- Film poster
- French: Rebelle
- Directed by: Kim Nguyen
- Written by: Kim Nguyen
- Produced by: Pierre Even Marie-Claude Poulin
- Starring: Rachel Mwanza; Serge Kanyinda; Alain Lino Mic Eli Bastien;
- Cinematography: Nicolas Bolduc
- Edited by: Richard Comeau
- Distributed by: Métropole Films
- Release dates: 17 February 2012 (Berlin); October 2012 (Canada);
- Running time: 90 minutes
- Country: Canada
- Languages: French Lingala
- Box office: $70,544

= War Witch =

2012 Canadian war film

War Witch (Rebelle) is a 2012 Canadian war drama written and directed by Kim Nguyen and starring Rachel Mwanza, Alain Lino Mic Eli Bastien and Serge Kanyinda. It is about a child soldier forced into a civil war in Africa, and who is believed to be a witch. The film was primarily shot in the Democratic Republic of the Congo in French and Lingala.
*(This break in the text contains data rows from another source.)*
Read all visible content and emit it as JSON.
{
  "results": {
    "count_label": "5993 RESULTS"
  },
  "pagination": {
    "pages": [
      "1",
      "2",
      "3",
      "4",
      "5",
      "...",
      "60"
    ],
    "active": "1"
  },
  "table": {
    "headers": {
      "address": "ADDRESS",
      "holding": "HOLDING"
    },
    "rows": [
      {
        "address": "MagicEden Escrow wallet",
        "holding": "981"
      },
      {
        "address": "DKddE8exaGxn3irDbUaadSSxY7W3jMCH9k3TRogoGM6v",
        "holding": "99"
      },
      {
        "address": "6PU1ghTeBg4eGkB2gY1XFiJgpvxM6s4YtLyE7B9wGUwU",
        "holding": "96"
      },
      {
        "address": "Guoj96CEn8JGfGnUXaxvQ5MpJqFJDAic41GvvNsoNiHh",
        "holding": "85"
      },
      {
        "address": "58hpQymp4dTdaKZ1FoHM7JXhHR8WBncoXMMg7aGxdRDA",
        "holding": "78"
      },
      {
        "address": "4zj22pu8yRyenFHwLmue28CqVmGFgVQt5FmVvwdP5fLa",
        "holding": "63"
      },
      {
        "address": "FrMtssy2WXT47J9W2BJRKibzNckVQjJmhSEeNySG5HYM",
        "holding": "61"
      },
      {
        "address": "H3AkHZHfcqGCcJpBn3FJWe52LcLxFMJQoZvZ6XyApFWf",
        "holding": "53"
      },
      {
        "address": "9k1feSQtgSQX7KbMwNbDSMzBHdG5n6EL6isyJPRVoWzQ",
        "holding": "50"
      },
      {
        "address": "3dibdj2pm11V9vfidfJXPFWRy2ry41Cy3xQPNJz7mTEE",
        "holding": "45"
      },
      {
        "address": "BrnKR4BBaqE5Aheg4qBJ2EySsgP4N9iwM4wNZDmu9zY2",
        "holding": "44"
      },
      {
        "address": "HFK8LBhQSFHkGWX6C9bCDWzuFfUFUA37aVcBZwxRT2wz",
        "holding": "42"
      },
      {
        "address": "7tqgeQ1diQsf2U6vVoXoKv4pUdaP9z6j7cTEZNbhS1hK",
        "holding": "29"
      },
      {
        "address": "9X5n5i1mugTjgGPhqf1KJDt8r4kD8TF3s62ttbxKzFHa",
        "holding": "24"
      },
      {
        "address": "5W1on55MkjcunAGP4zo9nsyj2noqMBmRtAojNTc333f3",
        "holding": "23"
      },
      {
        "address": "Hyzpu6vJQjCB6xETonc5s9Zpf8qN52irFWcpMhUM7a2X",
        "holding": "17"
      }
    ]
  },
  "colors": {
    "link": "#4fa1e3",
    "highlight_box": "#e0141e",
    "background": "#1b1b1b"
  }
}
After premiering at the 62nd Berlin International Film Festival, the film received positive reviews. It won several honours, including ten at the 1st Canadian Screen Awards, notably Best Motion Picture. War Witch was also nominated for the Academy Award for Best International Feature Film.

==Plot==
During a civil war in sub-Saharan Africa, a 12-year-old girl named Komona is abducted by a rebel group who raided her village to become a child soldier under a warlord known as the Great Tiger. The rebels compel Komona to kill her own parents. Then, she is sailed to a deserted island with many more children. They are used as porters, then taught to use automatic weapons and forced to go to war with the rebels. After drinking tree sap, she begins to experience vivid hallucinations. When her visions enable her to survive an attack, she is considered to be a child witch and is viewed as an asset by the Great Tiger.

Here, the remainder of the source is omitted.